マイルCSの歴史、舞台、展開...を読み切った穴党記者が推す3頭の穴馬 (3ページ目)

  • 土屋真光●文 text by Tsuchiya Masamitsu
  • photo by Eiichi Yamane/AFLO


展開を味方にして一発を狙うマイスタイル展開を味方にして一発を狙うマイスタイル「1頭は、スワンS3着のマイスタイル(牡5歳)です。GIII函館記念(7月14日/函館・芝2000m)からの参戦で、600mの距離短縮となりましたが、うまくレースに対応。道中は中団やや前方に位置し、勝負どころから追い上げて、直線は外から抜け出しを図ります。そのさらに外から、2着モズアスコット(牡5歳)と、1着ダイアトニック(牡4歳)が猛追してくるなか、この馬らしいしぶとさを発揮して、ハナ+クビ差の3着なら、上出来でしょう。

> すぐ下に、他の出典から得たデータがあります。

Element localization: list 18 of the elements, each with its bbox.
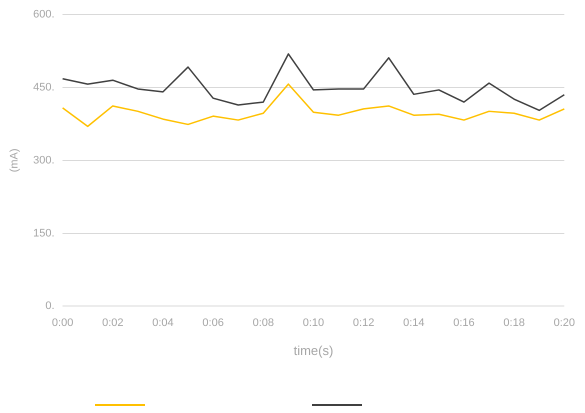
x-tick-label: 0:06 xyxy=(202,316,224,329)
y-tick-label: 300. xyxy=(33,154,55,166)
y-tick-label: 450. xyxy=(33,82,55,94)
y-tick-label: 600. xyxy=(33,8,55,21)
x-tick-label: 0:18 xyxy=(503,316,525,329)
x-tick-label: 0:10 xyxy=(302,316,324,329)
y-tick-label: 150. xyxy=(33,227,55,240)
x-tick-label: 0:12 xyxy=(352,316,374,329)
y-tick-label: 0. xyxy=(45,300,55,312)
x-tick-label: 0:16 xyxy=(453,316,475,329)
x-tick-label: 0:14 xyxy=(403,316,424,329)
x-axis-title: time(s) xyxy=(294,342,334,358)
y-axis-title: (mA) xyxy=(8,148,21,172)
x-tick-label: 0:08 xyxy=(252,316,274,329)
x-tick-label: 0:04 xyxy=(152,316,174,329)
x-tick-label: 0:02 xyxy=(102,316,124,329)
x-tick-label: 0:00 xyxy=(52,316,74,329)
x-tick-label: 0:20 xyxy=(554,316,576,329)
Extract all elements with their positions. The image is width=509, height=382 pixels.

 折り合い面も問題なく、1ハロンの延長と、前に行く馬が少ない組み合わせなら、主導権を握ることも可能です。(前走から)詰まった間隔ながら、1週前の追い日にはウッドチップコースで意欲的な調整を施され、叩き2走目の上積みが見込める点も強調材料になります。適度に時計のかかる舞台設定も合っており、メンバー強化でも連続好走の期待は高まるばかりです」

 吉田記者が推すもう1頭は、古豪グァンチャーレ(牡7歳)だ。

「スワンSは5着でしたが、久々ということもあって、攻め気配も地味でした。この馬らしい闘争心を、多少欠いていたのは事実です。そのため、中団からじっくりと構えていましたが、4コーナーから直前入口にかけて進路がなくなり、追い出しが遅れてしまったことも誤算でした。

 ともあれ、長く(アクセルを)踏んでいって、しぶとく脚を使ってこそのタイプですから、前走の敗戦にショックはありません。一度使ったことで素軽さが増し、状態アップは確実。強力なメンバーが集った今春のGI安田記念(6月2日/東京・芝1600m)で、勝ち馬インディチャンプ(牡4歳)からコンマ2秒差の4着だった実力を侮ってはいけません。

 各馬の出方によっては、前付けで主導権を握る形も考えられ、差し・追い込み勢が多い組み合わせのなか、粘り込みも十分にあり得ます。得意の京都で、波乱の立役者になる可能性は大いにありそうです」

 マイル戦を得意とする実力馬が勢ぞろいした一戦は、最後の直線で熾烈な争いが繰り広げられることは必至。そうした状況のなか、クビ差、あるいはハナ差か、わずかに先着して高配当をもたらす馬が、ここに挙げた3頭の中にいても不思議ではない。